September 11th, 2022
House Ways and Means Chair Joey Sarte Salceda (Albay, 2nd district) bared a comprehensive strategy for knowledge industries under the administration of President Ferdinand Marcos Jr., during his keynote speech today at the Asia Anti-Piracy Summit held by the Coalition Against Piracy (CAP) today.
Salceda cited that President Marcos made intellectual property and innovation a priority in his maiden State of the Nation Address.
“The creative industry likewise faces many challenges, including workplace conditions, working hours, intellectual property rights, and the welfare of our beloved freelancers who are left vulnerable during the height of the pandemic. We require an institutionalized creative industry that will advance the interest of its stakeholders. Sila na nagbibigay ng kaluluwa at pagkakilala sa ating pagka-Pilipino, protektahan natin sila.” Marcos said in his SONA, as cited by Salceda in his keynote address.
“You will not create if you cannot own. You do not own what you cannot protect,” Salceda said in his headline speech, summarizing the need for intellectual property protection to remove economic barriers and harms to consumers of piracy due to counterfeiting and piracy.
Salceda also proposed a comprehensive strategy for the development of what he called the “knowledge industries” during the speech, listened to by representatives from Korea, the United States, Singapore, and other countries.
“We can be a world power in intellectual property. We are one of the largest exporters of creative goods among developing economies,” Salceda said.
Comprehensive strategy for creatives under PBBM
Salceda listed the following points under his proposed knowledge industries strategy for President Marcos.
“One, Capacity-building through investment (Public, Private, Public-Private). Incentives for research and development (CREATE Law), public investments consistent with Pagtanaw 2050 and Science for Change, inclusion of creatives industries, sciences, and technology in Build Better More (HR 6, Salceda et al), lifting of foreign equity restrictions in knowledge-heavy sectors (FIA amendments with liberalization of practice of professions) and tech-heavy sectors (PSA amendments), encouraging more PPPs on creatives and knowledge sectors under PPP Act amendments (HB 49).”
“Two, Cross-pollination.
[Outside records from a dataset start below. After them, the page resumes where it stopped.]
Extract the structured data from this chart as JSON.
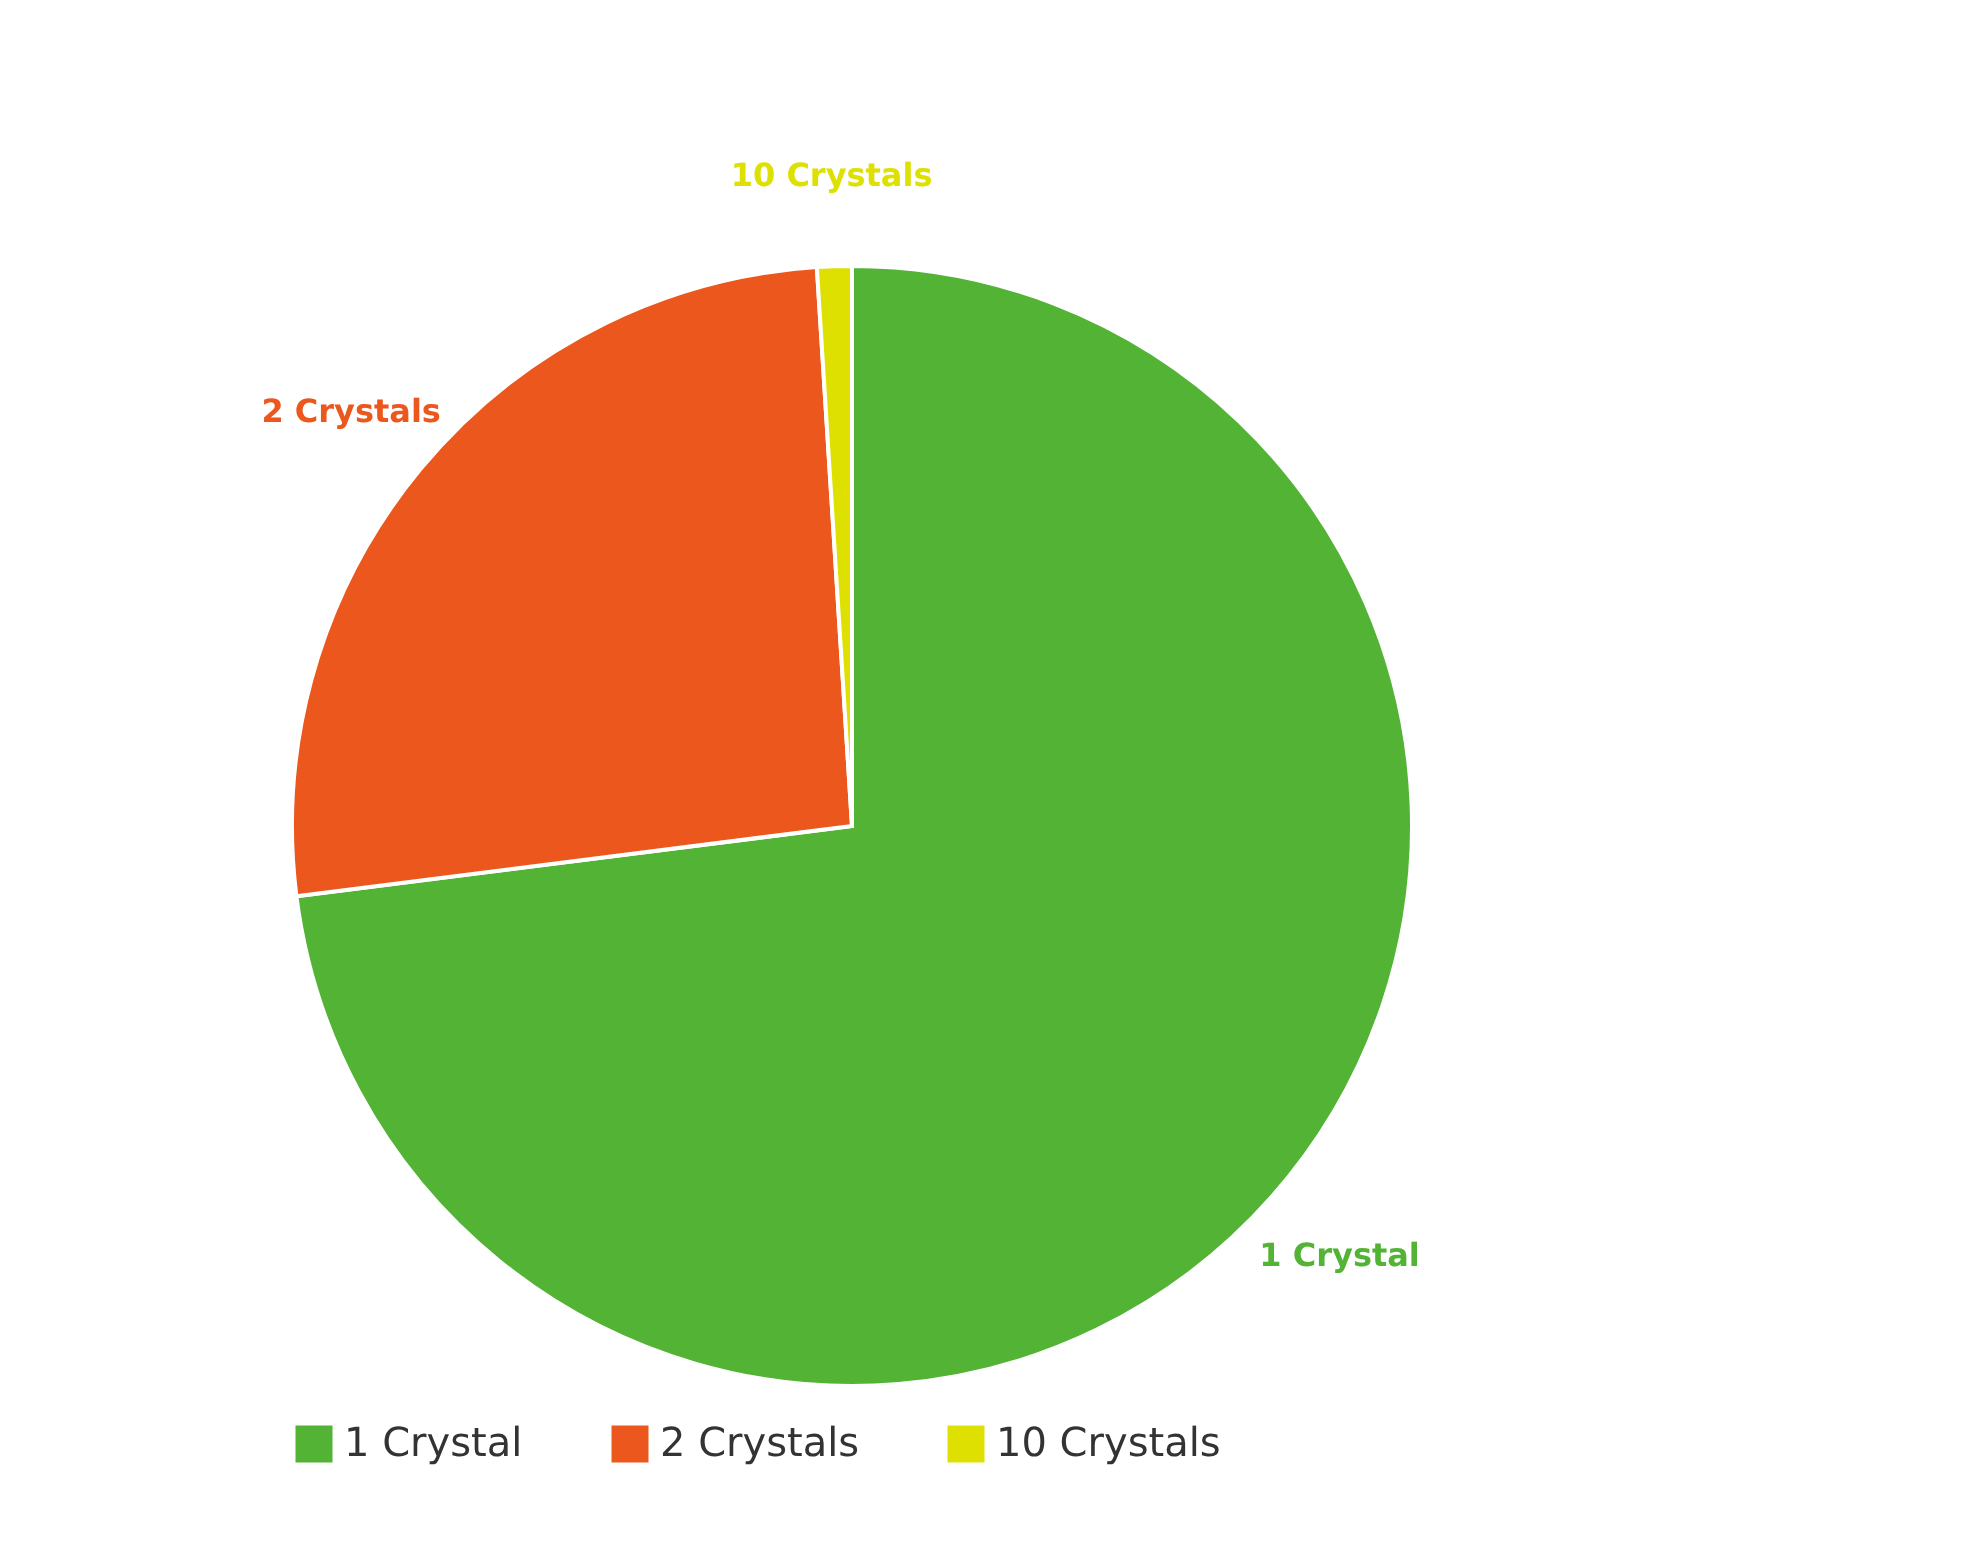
{
  "chart_data": {
    "type": "pie",
    "categories": [
      "1 Crystal",
      "2 Crystals",
      "10 Crystals"
    ],
    "values": [
      73,
      26,
      1
    ],
    "colors": [
      "#52b335",
      "#eb571c",
      "#dde000"
    ],
    "legend": "bottom"
  }
}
Allow more foreign scientists and knowledge creators into the country. Encourage more knowledge-sharing and knowledge-transfer through tax and non-tax incentives (Commercialization of intellectual property, research and development under Tier 3 of SIPP), looser restrictions on training, Balik Scientist program (RA 11035)”
“Three, fair taxation. VAT on foreign digital service providers for parity with domestic service providers (IWantTV, Vivamax, etc). Making our double-taxation agreement work with the US through accession with OECD Multilateral Convention on Mutual Administrative Assistance in Tax Matters (CMAT/MCMAAT), so Filipino content creators are taxed at our PIT rates (around 20-25%) instead of US WHT of 30% for foreign non-residents”
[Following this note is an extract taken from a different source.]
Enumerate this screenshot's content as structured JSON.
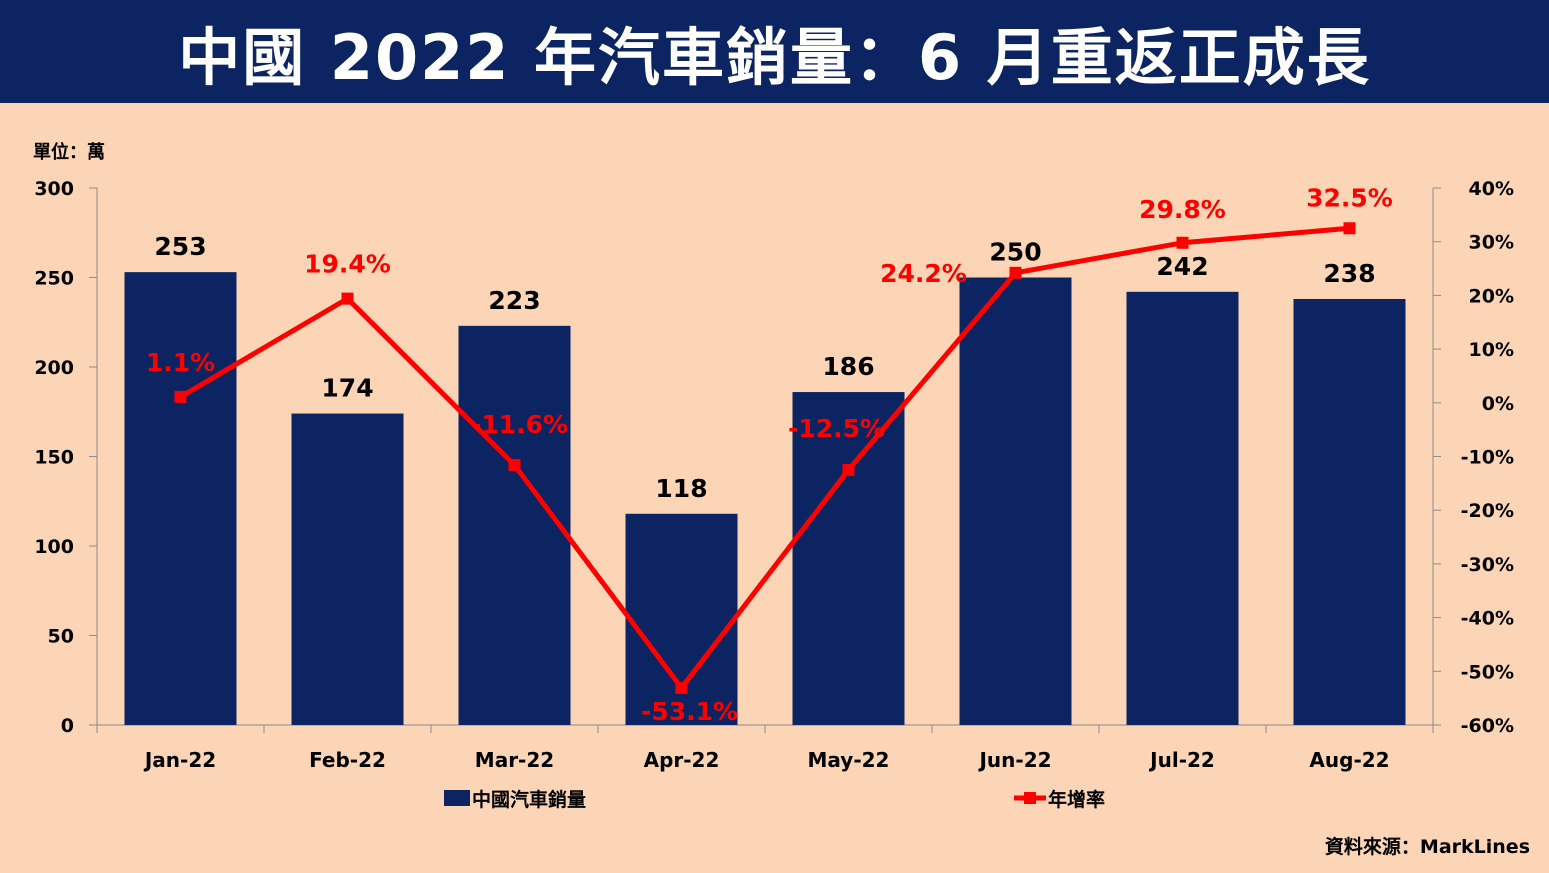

“Four, market creation. Market-creation. Government procurement of more Filipino creative works, promotion of Filipino culture abroad, cultural tourism, etc., creation of Special Committee on Creative Industries and Performing Arts to continuously promote the creatives sector”
“Five, Legal protection. Creative Industries Development Act (RA 11904) protecting rights and welfare of creative sector workers, Freelancer Protection Act (HB 2821) protecting rights of freelance workers, IP Law amendments (HB 799)”
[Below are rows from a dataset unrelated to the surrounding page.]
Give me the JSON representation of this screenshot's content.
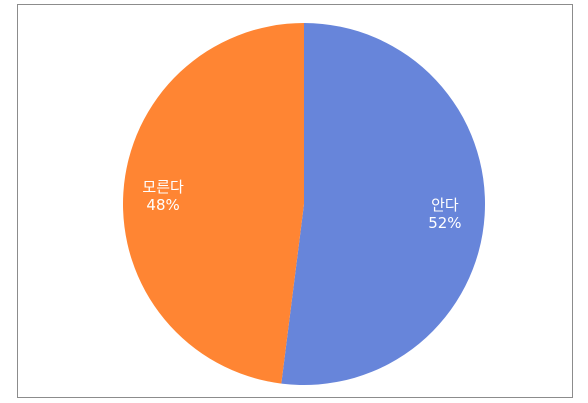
{
  "chart_data": {
    "type": "pie",
    "slices": [
      {
        "label": "안다",
        "value": 52,
        "value_label": "52%",
        "color": "#6785DA"
      },
      {
        "label": "모른다",
        "value": 48,
        "value_label": "48%",
        "color": "#FF8533"
      }
    ],
    "start_angle_deg": 0,
    "direction": "clockwise",
    "legend": "none"
  }
}
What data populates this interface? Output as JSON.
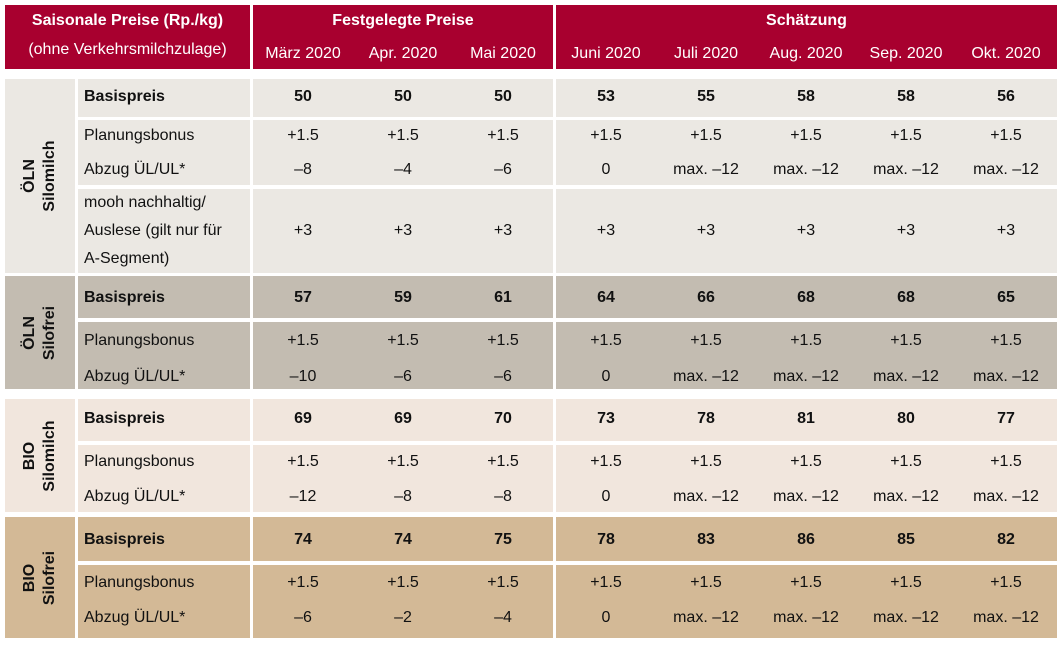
{
  "header": {
    "title_line1": "Saisonale Preise (Rp./kg)",
    "title_line2": "(ohne Verkehrsmilchzulage)",
    "group_fixed": "Festgelegte Preise",
    "group_estimate": "Schätzung",
    "months": [
      "März 2020",
      "Apr. 2020",
      "Mai 2020",
      "Juni 2020",
      "Juli 2020",
      "Aug. 2020",
      "Sep. 2020",
      "Okt. 2020"
    ]
  },
  "colors": {
    "header": "#a8002f",
    "oln_silomilch": "#ebe8e3",
    "oln_silofrei": "#c3bcb1",
    "bio_silomilch": "#f1e6dd",
    "bio_silofrei": "#d3b996"
  },
  "sections": [
    {
      "label_line1": "ÖLN",
      "label_line2": "Silomilch",
      "rows": [
        {
          "label": "Basispreis",
          "values": [
            "50",
            "50",
            "50",
            "53",
            "55",
            "58",
            "58",
            "56"
          ]
        },
        {
          "label": "Planungsbonus",
          "values": [
            "+1.5",
            "+1.5",
            "+1.5",
            "+1.5",
            "+1.5",
            "+1.5",
            "+1.5",
            "+1.5"
          ]
        },
        {
          "label": "Abzug ÜL/UL*",
          "values": [
            "–8",
            "–4",
            "–6",
            "0",
            "max. –12",
            "max. –12",
            "max. –12",
            "max. –12"
          ]
        },
        {
          "label_lines": [
            "mooh nachhaltig/",
            "Auslese (gilt nur für",
            "A-Segment)"
          ],
          "values": [
            "+3",
            "+3",
            "+3",
            "+3",
            "+3",
            "+3",
            "+3",
            "+3"
          ]
        }
      ]
    },
    {
      "label_line1": "ÖLN",
      "label_line2": "Silofrei",
      "rows": [
        {
          "label": "Basispreis",
          "values": [
            "57",
            "59",
            "61",
            "64",
            "66",
            "68",
            "68",
            "65"
          ]
        },
        {
          "label": "Planungsbonus",
          "values": [
            "+1.5",
            "+1.5",
            "+1.5",
            "+1.5",
            "+1.5",
            "+1.5",
            "+1.5",
            "+1.5"
          ]
        },
        {
          "label": "Abzug ÜL/UL*",
          "values": [
            "–10",
            "–6",
            "–6",
            "0",
            "max. –12",
            "max. –12",
            "max. –12",
            "max. –12"
          ]
        }
      ]
    },
    {
      "label_line1": "BIO",
      "label_line2": "Silomilch",
      "rows": [
        {
          "label": "Basispreis",
          "values": [
            "69",
            "69",
            "70",
            "73",
            "78",
            "81",
            "80",
            "77"
          ]
        },
        {
          "label": "Planungsbonus",
          "values": [
            "+1.5",
            "+1.5",
            "+1.5",
            "+1.5",
            "+1.5",
            "+1.5",
            "+1.5",
            "+1.5"
          ]
        },
        {
          "label": "Abzug ÜL/UL*",
          "values": [
            "–12",
            "–8",
            "–8",
            "0",
            "max. –12",
            "max. –12",
            "max. –12",
            "max. –12"
          ]
        }
      ]
    },
    {
      "label_line1": "BIO",
      "label_line2": "Silofrei",
      "rows": [
        {
          "label": "Basispreis",
          "values": [
            "74",
            "74",
            "75",
            "78",
            "83",
            "86",
            "85",
            "82"
          ]
        },
        {
          "label": "Planungsbonus",
          "values": [
            "+1.5",
            "+1.5",
            "+1.5",
            "+1.5",
            "+1.5",
            "+1.5",
            "+1.5",
            "+1.5"
          ]
        },
        {
          "label": "Abzug ÜL/UL*",
          "values": [
            "–6",
            "–2",
            "–4",
            "0",
            "max. –12",
            "max. –12",
            "max. –12",
            "max. –12"
          ]
        }
      ]
    }
  ]
}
Salceda also discussed House Bill No. 799, or the New Intellectual Property Code of the Philippines, which he says will “make our intellectual property laws more attuned to the digital world.”
Features of the bill include higher fines, the power to block websites featuring pirated content, inclusion of illegally streamed digital content as piracy, and expansion of legal capacity to enforce intellectual property laws.
“Art will not prevail if our artists are starving. Sciences and technology will not develop if there is no commercial value to innovation. If we will not protect our Filipino creatives workers from piracy and counterfeiting, we will lose out. Create. Own. Protect. That is the core of the strategy.”